Concerning the creation of an annotated dataset, this is an important contribution of the paper as the lack of existing annotated linguistic legal resources is a key issue in the AI and Law field as it slows the development of automatic approaches to ease and support jurists’ activity. The dataset is composed of 100 ToS documents. These documents are standard terms available on provider’s websites for review by potential and current consumers. The ToS collected in the dataset were downloaded and analyzed over a period of eighteen months by four legal experts. Potentially unfair clauses were tagged using the guidelines carefully defined by the authors. In particular, the annotation task aimed at identifying in the ToS the following clauses:

  1. (i)

    liability exclusions and limitations,

  2. (ii)

    the provider’s right to unilaterally remove consumer content from the service,

  3. (iii)

    the provider’s right to unilaterally terminate the contract,

  4. (iv)

    the provider’s right to unilaterally modify the contract and/or the service, and

  5. (v)

    arbitration on disputes arising from the contract.

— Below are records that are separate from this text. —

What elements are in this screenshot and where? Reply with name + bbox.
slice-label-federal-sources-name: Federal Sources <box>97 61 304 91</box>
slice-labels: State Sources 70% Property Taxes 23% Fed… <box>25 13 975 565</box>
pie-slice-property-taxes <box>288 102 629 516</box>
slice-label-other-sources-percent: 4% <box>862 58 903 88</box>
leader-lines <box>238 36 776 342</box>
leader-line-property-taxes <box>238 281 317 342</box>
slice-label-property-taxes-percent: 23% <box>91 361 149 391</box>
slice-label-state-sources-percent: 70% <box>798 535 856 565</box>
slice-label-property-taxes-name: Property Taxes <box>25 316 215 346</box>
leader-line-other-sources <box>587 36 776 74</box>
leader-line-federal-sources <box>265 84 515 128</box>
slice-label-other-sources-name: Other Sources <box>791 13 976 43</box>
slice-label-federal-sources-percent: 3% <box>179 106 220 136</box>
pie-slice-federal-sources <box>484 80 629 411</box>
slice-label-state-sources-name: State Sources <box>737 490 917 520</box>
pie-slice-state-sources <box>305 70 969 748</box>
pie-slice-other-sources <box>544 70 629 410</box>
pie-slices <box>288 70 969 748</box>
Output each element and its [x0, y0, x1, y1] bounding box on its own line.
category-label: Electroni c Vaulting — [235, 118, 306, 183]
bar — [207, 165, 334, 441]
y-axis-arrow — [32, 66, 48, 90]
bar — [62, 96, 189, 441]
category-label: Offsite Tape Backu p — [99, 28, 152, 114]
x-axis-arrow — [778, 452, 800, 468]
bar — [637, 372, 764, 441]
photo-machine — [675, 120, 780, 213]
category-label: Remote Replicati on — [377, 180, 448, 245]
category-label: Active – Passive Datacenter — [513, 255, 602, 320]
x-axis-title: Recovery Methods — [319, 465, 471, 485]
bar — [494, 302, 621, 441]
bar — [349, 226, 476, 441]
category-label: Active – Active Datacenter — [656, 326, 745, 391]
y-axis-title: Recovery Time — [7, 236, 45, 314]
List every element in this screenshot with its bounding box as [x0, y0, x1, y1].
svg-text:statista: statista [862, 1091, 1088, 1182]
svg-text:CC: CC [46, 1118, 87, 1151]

In the resulting annotated resources, out of the 21063 sentences in the corpus, 2346 sentences were labeled as containing a potentially or clearly unfair clause. Arbitration clauses are the least common (they appear in only 43 documents), whilst all other categories appear in at least 83 out of the 100 documents.

Concerning the architecture to automatically identify and classify the ToS documents along with the set of five unfair clauses identified in the corpus, and keeping an eye on the transparency of the proposed approach, the authors decided to rely on a promising approach associating explanations to the outcomes of neural classifiers. This model is called Memory-Augmented Neural Networks (MANNs) (Sukhbaatar et al. 2015), and it combines the learning strategies developed in the machine learning literature for inference with a memory component that can be read and written to. The explanations can then be given in terms of rationales, i.e., ad-hoc justifications written by the annotating legal experts to motivate their conclusion to label a given clause as “unfair”. To do so, the authors train a MANN classifier to identify unfair clauses by using as facts the rationales behind the unfairness labels, and then a possible explanation of an unfairness prediction is generated based on the list of rationales used by the MANN. The huge advantage of generating this kind of explanation is that it answers a user’s need from a dialectical and communicative viewpoint, allowing her to understand the explanation she is provided with. The obtained results show that even a simple MANN architecture is sufficient to show improved performance over traditional knowledge-agnostic models, including a current state-of-the-art SVM solution (Lippi et al. 2019), previously developed in the CLAUDETTE project. These results confirm the importance of transparent machine learning approaches to information extraction and classification applied to the legal domain, and in particular, to legal documents, providing a first but important step towards the development of further, possibly multilingual, legal NLP systems.